Following the stop the officer noticed a bulge at defendant’s ankle and, after raising defendant’s trouser leg, saw a paper bag in defendant’s sock. The officer touched the bag, ascertained that it contained syringes, opened the bag, and discovered syringes. A subsequent search produced cocaine from defendant’s pocket.

An officer can only stop and detain a citizen if he has a “founded suspicion” of illegal activity. § 901.151, Fla.Stat. (1983); State v. W.O.R., 382 So.2d 763 (Fla. 2d DCA), petition for review denied, 388 So.2d 1120 (Fla.1980); State v. Hunt, 391 So.2d 760 (Fla. 5th DCA 1980). A founded suspicion is a suspicion which has some factual foundation in the circumstances observed by the officer when interpreted in light of the officer’s knowledge. State v. Spurling, 385 So.2d 672, 674 (Fla. 2d DCA), petition for review denied, 392 So.2d 1379 (Fla.1980); State v. Stevens, 354 So.2d 1244 (Fla. 4th DCA 1978).

In finding that the stop in this case was improper we apply the proscription that “[a] vague description simply will not justify a law enforcement officer in stopping every individual ... which might possibly meet that description.” Sumlin v. State, 433 So.2d 1303, 1304 (Fla. 2d DCA 1983). See also L.T.S. v. State, 391 So.2d 695 (Fla. 1st DCA 1980).

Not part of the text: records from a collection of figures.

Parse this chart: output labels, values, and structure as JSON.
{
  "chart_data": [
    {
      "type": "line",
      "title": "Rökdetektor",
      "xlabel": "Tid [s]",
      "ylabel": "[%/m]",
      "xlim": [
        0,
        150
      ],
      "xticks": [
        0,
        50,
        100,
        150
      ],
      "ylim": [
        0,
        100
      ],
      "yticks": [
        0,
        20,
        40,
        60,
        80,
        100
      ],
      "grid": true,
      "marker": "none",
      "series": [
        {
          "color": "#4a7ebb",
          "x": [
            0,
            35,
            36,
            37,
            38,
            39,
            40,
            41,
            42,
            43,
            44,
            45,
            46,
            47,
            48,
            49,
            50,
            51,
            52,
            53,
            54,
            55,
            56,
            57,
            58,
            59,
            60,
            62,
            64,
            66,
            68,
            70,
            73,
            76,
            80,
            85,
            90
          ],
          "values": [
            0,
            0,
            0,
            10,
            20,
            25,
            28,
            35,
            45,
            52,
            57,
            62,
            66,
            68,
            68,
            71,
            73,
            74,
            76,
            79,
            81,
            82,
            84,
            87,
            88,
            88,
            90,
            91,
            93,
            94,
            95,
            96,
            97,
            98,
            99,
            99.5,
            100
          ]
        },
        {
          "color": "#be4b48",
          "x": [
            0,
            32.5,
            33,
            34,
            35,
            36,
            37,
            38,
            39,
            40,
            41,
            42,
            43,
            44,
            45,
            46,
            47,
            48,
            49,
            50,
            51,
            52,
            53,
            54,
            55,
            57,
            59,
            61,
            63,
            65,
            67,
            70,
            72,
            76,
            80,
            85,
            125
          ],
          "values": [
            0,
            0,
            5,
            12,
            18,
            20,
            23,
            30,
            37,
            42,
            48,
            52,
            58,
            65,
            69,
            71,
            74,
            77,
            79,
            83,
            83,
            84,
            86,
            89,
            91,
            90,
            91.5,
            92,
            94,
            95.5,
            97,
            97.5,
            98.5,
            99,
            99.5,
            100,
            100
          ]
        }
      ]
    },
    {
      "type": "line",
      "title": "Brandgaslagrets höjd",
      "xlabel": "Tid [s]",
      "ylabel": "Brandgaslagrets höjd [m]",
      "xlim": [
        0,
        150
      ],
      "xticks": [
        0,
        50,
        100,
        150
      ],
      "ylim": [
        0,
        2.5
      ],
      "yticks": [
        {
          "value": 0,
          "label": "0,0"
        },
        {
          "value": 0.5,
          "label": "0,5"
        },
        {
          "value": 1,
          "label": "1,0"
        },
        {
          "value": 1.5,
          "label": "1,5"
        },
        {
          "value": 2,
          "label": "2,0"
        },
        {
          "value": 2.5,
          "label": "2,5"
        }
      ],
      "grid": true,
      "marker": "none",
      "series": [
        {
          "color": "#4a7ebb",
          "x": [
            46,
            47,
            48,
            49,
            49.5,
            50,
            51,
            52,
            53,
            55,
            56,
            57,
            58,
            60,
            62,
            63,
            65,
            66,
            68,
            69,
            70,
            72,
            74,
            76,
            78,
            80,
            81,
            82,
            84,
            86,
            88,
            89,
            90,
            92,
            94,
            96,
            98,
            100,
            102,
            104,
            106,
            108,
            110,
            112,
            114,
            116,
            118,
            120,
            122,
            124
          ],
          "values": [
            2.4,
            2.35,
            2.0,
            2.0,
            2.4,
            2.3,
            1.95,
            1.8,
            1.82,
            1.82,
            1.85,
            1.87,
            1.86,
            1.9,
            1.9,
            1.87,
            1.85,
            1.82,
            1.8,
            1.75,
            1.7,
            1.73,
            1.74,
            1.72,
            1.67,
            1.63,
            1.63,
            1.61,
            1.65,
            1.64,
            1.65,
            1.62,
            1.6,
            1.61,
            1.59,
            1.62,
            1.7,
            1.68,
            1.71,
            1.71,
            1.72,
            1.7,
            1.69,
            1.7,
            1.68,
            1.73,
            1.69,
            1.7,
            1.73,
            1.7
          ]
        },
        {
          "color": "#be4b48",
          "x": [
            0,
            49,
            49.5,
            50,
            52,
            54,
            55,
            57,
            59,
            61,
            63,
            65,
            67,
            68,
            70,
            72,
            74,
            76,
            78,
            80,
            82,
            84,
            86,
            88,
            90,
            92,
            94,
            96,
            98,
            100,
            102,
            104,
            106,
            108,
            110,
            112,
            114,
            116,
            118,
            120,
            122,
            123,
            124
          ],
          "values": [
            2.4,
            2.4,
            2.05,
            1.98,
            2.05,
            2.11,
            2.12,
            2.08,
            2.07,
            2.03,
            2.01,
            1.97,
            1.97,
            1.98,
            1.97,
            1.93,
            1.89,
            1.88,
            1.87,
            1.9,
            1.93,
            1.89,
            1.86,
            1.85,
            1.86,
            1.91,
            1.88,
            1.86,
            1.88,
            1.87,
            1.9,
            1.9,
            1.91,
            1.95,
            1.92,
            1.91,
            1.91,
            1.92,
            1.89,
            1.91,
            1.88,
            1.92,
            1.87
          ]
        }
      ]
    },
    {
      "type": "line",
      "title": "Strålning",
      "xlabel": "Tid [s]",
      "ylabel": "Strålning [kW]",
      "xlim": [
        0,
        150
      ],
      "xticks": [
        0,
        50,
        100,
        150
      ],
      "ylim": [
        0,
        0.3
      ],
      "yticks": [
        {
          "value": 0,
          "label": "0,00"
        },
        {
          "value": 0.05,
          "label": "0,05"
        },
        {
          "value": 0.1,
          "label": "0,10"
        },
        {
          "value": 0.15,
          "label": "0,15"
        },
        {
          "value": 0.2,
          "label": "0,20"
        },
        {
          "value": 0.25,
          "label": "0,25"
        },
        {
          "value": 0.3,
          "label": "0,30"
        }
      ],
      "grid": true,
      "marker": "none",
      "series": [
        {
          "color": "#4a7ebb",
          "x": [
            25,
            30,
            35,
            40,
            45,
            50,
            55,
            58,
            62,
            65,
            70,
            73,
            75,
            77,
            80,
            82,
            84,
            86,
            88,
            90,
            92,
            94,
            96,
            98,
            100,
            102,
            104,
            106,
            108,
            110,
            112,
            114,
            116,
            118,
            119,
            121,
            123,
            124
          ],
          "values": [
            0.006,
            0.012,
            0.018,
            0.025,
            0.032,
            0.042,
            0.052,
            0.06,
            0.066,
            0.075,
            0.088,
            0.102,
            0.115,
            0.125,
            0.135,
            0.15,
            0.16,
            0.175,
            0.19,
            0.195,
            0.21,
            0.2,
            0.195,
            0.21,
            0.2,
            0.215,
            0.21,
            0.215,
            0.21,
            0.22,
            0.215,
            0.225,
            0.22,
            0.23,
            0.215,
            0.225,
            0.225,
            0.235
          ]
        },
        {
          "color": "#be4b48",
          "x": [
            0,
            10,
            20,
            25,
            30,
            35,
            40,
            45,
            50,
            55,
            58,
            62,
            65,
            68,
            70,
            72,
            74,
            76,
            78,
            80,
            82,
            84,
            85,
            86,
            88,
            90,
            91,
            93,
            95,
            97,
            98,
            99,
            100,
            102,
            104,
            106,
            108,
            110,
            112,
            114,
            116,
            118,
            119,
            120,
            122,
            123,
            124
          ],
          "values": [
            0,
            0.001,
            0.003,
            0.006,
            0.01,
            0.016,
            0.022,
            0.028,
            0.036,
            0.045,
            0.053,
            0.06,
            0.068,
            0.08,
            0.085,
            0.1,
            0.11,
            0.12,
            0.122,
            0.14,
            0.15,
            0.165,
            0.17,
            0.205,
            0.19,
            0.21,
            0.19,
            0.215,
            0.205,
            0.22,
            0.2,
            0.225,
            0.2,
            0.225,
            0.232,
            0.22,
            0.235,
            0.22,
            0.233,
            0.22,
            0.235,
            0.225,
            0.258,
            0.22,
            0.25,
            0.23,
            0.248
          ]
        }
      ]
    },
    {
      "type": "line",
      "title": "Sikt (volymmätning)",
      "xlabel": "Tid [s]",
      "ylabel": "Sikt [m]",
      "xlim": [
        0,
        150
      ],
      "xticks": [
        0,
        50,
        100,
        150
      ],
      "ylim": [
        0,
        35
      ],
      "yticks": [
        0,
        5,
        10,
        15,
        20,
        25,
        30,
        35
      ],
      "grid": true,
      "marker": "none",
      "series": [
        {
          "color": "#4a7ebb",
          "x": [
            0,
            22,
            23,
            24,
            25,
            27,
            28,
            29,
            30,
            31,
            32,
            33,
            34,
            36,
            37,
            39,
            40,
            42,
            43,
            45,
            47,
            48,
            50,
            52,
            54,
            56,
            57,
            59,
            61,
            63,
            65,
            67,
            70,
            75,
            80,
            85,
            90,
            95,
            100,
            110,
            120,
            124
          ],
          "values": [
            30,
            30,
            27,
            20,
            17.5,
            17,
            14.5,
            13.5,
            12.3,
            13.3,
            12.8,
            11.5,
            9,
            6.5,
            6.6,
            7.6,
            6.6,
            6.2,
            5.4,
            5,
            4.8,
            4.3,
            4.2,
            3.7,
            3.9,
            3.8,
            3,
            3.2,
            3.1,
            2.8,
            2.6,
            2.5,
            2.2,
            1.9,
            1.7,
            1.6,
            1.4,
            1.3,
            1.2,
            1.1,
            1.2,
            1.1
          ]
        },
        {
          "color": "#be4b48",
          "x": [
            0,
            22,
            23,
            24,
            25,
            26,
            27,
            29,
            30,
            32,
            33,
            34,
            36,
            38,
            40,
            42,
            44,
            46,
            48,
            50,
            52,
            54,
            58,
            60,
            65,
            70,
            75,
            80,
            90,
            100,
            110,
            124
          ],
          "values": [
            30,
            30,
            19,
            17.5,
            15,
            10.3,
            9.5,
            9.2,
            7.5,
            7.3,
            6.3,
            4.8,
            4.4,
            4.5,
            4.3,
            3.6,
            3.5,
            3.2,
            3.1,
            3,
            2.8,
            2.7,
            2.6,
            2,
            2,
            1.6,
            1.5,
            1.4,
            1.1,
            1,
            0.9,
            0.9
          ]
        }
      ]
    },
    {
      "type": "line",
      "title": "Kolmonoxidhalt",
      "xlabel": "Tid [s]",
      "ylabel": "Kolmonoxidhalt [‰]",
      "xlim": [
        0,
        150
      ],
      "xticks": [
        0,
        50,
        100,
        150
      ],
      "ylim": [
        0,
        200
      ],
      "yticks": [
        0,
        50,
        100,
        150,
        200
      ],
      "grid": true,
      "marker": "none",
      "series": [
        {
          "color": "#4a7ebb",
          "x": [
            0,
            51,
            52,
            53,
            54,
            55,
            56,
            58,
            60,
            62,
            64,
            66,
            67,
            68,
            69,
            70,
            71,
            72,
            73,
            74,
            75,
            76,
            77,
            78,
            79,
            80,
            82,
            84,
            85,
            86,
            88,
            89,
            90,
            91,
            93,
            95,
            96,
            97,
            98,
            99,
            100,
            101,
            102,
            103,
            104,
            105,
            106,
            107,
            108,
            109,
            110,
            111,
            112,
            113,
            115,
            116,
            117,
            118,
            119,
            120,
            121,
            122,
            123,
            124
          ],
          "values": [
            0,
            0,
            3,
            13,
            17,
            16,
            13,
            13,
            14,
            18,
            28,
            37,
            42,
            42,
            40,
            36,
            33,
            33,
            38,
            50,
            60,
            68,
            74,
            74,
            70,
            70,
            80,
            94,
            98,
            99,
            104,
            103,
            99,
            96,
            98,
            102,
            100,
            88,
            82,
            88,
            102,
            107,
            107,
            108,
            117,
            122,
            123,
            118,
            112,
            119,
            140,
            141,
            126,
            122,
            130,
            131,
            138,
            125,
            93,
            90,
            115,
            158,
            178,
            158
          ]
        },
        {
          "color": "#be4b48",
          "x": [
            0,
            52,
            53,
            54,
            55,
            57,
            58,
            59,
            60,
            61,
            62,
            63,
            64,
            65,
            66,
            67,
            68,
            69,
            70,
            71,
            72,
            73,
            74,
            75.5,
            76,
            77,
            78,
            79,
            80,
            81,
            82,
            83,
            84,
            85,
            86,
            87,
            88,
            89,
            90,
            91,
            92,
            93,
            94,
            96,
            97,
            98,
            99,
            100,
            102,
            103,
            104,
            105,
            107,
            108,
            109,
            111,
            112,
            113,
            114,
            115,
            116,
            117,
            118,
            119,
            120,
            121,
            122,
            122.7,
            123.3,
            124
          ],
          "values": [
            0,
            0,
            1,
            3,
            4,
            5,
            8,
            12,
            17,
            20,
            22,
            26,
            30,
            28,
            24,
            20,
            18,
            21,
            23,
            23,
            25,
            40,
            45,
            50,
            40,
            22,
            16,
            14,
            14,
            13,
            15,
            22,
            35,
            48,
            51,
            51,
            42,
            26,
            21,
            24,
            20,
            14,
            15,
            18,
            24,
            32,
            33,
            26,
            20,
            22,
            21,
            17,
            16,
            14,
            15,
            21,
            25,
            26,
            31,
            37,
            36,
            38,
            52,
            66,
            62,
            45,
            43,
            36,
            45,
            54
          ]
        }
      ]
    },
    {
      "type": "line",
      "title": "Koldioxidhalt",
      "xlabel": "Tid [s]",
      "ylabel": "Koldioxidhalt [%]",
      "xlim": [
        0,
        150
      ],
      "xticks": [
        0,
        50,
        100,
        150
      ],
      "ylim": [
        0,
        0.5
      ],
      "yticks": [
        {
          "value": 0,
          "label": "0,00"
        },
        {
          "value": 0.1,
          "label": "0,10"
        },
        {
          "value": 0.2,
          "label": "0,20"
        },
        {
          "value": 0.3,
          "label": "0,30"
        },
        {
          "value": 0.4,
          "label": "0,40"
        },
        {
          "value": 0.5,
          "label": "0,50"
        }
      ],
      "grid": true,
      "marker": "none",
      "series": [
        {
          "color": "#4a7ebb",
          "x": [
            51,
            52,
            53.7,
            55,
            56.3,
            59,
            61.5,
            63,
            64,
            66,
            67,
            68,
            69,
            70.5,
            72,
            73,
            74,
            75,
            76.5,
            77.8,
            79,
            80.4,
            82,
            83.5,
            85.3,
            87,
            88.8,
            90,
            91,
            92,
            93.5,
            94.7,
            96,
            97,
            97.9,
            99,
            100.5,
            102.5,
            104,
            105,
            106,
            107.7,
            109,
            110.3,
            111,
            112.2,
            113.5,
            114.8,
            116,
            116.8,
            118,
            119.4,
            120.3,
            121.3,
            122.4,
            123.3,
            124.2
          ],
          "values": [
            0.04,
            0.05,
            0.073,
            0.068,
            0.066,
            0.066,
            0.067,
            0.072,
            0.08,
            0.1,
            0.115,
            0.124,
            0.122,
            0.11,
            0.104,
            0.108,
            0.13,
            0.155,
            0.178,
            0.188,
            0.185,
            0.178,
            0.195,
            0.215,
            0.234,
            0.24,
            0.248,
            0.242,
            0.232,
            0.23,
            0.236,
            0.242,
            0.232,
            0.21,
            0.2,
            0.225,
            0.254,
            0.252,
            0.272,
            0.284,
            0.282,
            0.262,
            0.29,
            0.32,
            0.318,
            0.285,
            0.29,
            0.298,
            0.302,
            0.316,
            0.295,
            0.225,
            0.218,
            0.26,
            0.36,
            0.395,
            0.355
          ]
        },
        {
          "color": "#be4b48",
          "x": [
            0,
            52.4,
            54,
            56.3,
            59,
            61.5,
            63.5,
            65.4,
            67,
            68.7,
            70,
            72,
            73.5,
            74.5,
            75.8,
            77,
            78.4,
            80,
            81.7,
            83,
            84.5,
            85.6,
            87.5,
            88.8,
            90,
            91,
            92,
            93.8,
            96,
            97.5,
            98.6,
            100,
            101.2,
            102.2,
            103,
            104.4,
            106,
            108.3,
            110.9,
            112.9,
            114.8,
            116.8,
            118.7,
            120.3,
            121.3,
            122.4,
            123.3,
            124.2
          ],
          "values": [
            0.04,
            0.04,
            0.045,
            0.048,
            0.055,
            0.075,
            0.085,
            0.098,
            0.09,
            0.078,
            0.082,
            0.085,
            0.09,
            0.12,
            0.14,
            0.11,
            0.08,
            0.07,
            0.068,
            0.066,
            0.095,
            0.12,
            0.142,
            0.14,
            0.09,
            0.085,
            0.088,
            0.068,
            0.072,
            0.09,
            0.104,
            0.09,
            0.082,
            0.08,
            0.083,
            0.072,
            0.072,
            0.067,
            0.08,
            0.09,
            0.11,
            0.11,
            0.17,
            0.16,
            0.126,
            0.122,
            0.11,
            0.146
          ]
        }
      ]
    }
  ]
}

*258The record contains no evidence of any distinctive or unique characteristic of defendant’s shirt as matching that of one of the robbery suspects. We note that following defendant’s arrest, the victims of the robbery failed to identify him as one of the robbers and he was not charged with the robbery.

Reversed and remanded.

CAMPBELL, A.C.J., and FRANK, J., concur.